Das ist z. B. bei der Interviewpartnerin Zora in meinem Buch der Fall. Sie war als 19-jährige mit einem Touristenvisum aus Ex-Jugoslawien nach Deutschland gereist und blieb als Illegalisierte, erlebte den prekären und rechtlosen Status als papierlose Arbeiterin mit Putzjobs und in der Gastronomie. Zora berichtet, dass sie zu einem bestimmten Zeitpunkt eine Arbeitssituation einfach aufkündigte, als ihr Chef fest mit ihrer Arbeit rechnete und noch auf das Ausbeutungsverhältnis anspielte: "Du Arme, hast du wieder kein Trinkgeld gekriegt…". Sie ging daraufhin vom Arbeitsort einfach weg: "Da hab ich dann gesagt, mach dein Zeug alleine".

Es sind Verhandlungen und Umarbeitungen, in denen die Produktion von Subjektivität als fortlaufende, produktive Subjektivierung stattfindet. Der individuelle Körper wird so zum unablässig neu adressierten Verhandlungsort und zum Mittel, um eine Positionierung auf dem Feld der Arbeit zu produzieren. Dies lässt sich auch als verkörperte Erfahrung eines neuen biopolitischen kapitalistischen Regimes – eines „embodied capitalism“8 beschreiben, der die individuellen Körper zum Austragungsort von Ausbeutungsregimen und Konflikten werden lässt.

Es geht darum, die Handlungsfähigkeit von postmigrantischen Subjekten, ihren beharrlichen und listigen Umgang mit neuen rassistischen Zumutungen zu erkennen, um den Anspruch auf ein postnationales Leben im Einwanderungsland Deutschland zu wahren. Und die besten Möglichkeiten für Widerstand sehe ich bei den Formen migrantischer Partizipation im städtischen Raum. Städte sind, um es mit einem gelungenen Begriff des Psychologen und Journalisten Mark Terkessidis9 zu sagen, gelebte, angeeignete (manchmal auch erlittene) Orte der "Interkultur", einer real existierenden urbanen Integration. In diesem Zusammenhang arbeite ich seit mehreren Jahren über das Thema der "urbanen Paniken" in der Stadt Hamburg, über das umkämpfte Feld der Stadt als Ort von sozialer Durchmischung, einem Ort, an dem Normierungsdiskurse über Parallelgesellschaften panisch geführt werden, und an dem die Wette von Exklusion oder Partizipation täglich entschieden wird.

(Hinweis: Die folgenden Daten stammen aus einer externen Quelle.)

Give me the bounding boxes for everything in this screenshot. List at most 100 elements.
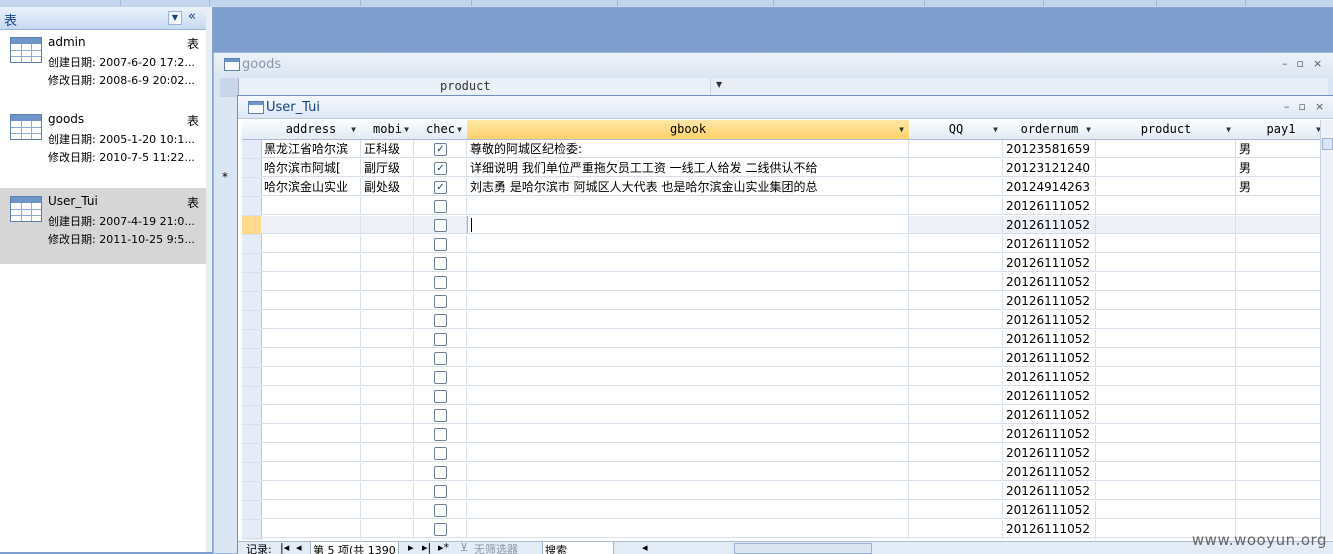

Vassillis Tsianos arbeitet an den Themen Transitmigration, Prekarität und Biopolitik. Gemeinsam mit Serhat Karakayali, Thomas Atzert und Marianne Pieper ist er Herausgeber von "Biopolitik in der Debatte", das im Verlag für Sozialwissenschaft erscheint. Zusammen mit Efthimia Panagiotidis und Marianne Pieper präsentiert er in einem Beitrag über "Postliberalen Rassismus" Ergebnisse einer Studie.